Mut zur Zukunft am Innovationsstandort Deutschland

„Wir leben in einer Zeit, in der sich gewaltige Veränderungen abspielen“, stellte Angela Merkel fest. Die CDU/CSU-Bundestagsfraktion hatte zur Veranstaltung „Mut zur Zukunft: Innovationsstandort Deutschland“ geladen. Hochrangige Vertreter der deutschen Wirtschaft diskutierten mit Vertretern von CDU und CSU.

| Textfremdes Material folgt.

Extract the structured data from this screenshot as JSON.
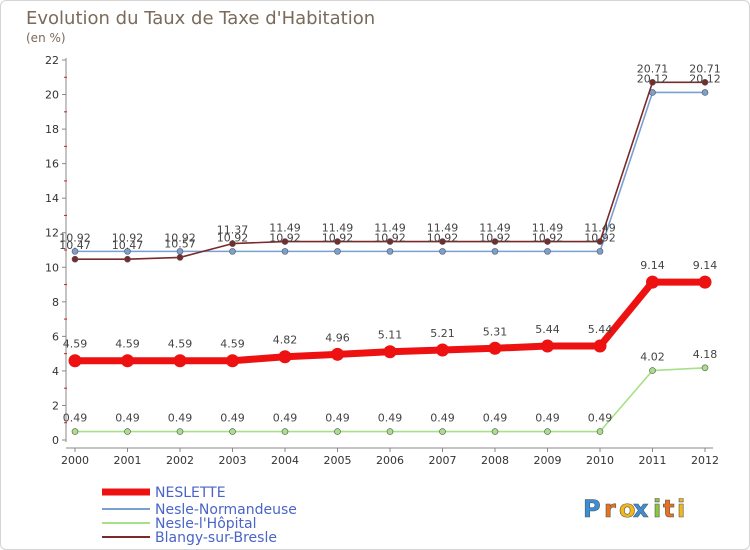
{
  "chart_data": {
    "type": "line",
    "title": "Evolution du Taux de Taxe d'Habitation",
    "subtitle": "(en %)",
    "xlabel": "",
    "ylabel": "",
    "x": [
      "2000",
      "2001",
      "2002",
      "2003",
      "2004",
      "2005",
      "2006",
      "2007",
      "2008",
      "2009",
      "2010",
      "2011",
      "2012"
    ],
    "ylim": [
      0,
      22
    ],
    "yticks": [
      0,
      2,
      4,
      6,
      8,
      10,
      12,
      14,
      16,
      18,
      20,
      22
    ],
    "grid": false,
    "legend_position": "bottom-left",
    "series": [
      {
        "name": "NESLETTE",
        "color": "#ee1111",
        "values": [
          4.59,
          4.59,
          4.59,
          4.59,
          4.82,
          4.96,
          5.11,
          5.21,
          5.31,
          5.44,
          5.44,
          9.14,
          9.14
        ],
        "labels": [
          "4.59",
          "4.59",
          "4.59",
          "4.59",
          "4.82",
          "4.96",
          "5.11",
          "5.21",
          "5.31",
          "5.44",
          "5.44",
          "9.14",
          "9.14"
        ]
      },
      {
        "name": "Nesle-Normandeuse",
        "color": "#7aa0d2",
        "values": [
          10.92,
          10.92,
          10.92,
          10.92,
          10.92,
          10.92,
          10.92,
          10.92,
          10.92,
          10.92,
          10.92,
          20.12,
          20.12
        ],
        "labels": [
          "10.92",
          "10.92",
          "10.92",
          "10.92",
          "10.92",
          "10.92",
          "10.92",
          "10.92",
          "10.92",
          "10.92",
          "10.92",
          "20.12",
          "20.12"
        ]
      },
      {
        "name": "Nesle-l'Hôpital",
        "color": "#a8e08a",
        "values": [
          0.49,
          0.49,
          0.49,
          0.49,
          0.49,
          0.49,
          0.49,
          0.49,
          0.49,
          0.49,
          0.49,
          4.02,
          4.18
        ],
        "labels": [
          "0.49",
          "0.49",
          "0.49",
          "0.49",
          "0.49",
          "0.49",
          "0.49",
          "0.49",
          "0.49",
          "0.49",
          "0.49",
          "4.02",
          "4.18"
        ]
      },
      {
        "name": "Blangy-sur-Bresle",
        "color": "#7a2a2a",
        "values": [
          10.47,
          10.47,
          10.57,
          11.37,
          11.49,
          11.49,
          11.49,
          11.49,
          11.49,
          11.49,
          11.49,
          20.71,
          20.71
        ],
        "labels": [
          "10.47",
          "10.47",
          "10.57",
          "11.37",
          "11.49",
          "11.49",
          "11.49",
          "11.49",
          "11.49",
          "11.49",
          "11.49",
          "20.71",
          "20.71"
        ]
      }
    ]
  },
  "brand": {
    "letters": [
      "P",
      "r",
      "o",
      "x",
      "i",
      "t",
      "i"
    ],
    "colors": [
      "#3a8fd8",
      "#e8721e",
      "#f0b81c",
      "#3a8fd8",
      "#8cc63e",
      "#e8721e",
      "#f0b81c"
    ]
  }
}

Welche Herausforderungen und Chancen genau auf die Menschen und die Politik zukommen, machte die Bundeskanzlerin in ihrer Rede beim Kongress an drei Beispielen deutlich:
Die Vernetzung der Menschen und der Dinge untereinander würde die Welt, wie wir sie kennen, verändern, so Merkel. So werde mit neuen Produktionsverfahren zu einer Verschmelzung von Produktion und Kundenbeziehung kommen, stellte die Bundeskanzlerin fest. Die Autoindustrie beispielsweise müsste darüber hinaus drei Fragen gleichzeitig beantworten. Welchen Antrieb werden Autos künftig haben? Benzin, Elektro oder andere. Welche Entwicklung nimmt autonomes Fahren? Und welche Chancen ergeben sich daraus - vor allem für Ältere. Und: Kaufen die Menschen künftig noch Autos oder gehört dem Car-Sharing die Zukunft?

Arbeit der Zukunft

Auch gesellschaftlich werden sich mit veränderten Arbeitsbedingungen neue Fragen auftun. Wie werden Arbeitszeiten geregelt, wenn die Arbeit nicht an einem betrieblichen Arbeitsplatz stattfindet? Welche Tarifverträge werden gelten? Wie verändert sich die Mobilität in den Städten? Denn variable Arbeitszeiten verändern auch den ÖPNV. Wie wird sich unser Verhältnis zum Eigentum entwickeln? Moderne Startups begründen neue Unternehmensformen. Wie kann man sie am besten ansprechen, einbinden und fördern? Denn viele lassen sich nicht in klassische Muster einordnen.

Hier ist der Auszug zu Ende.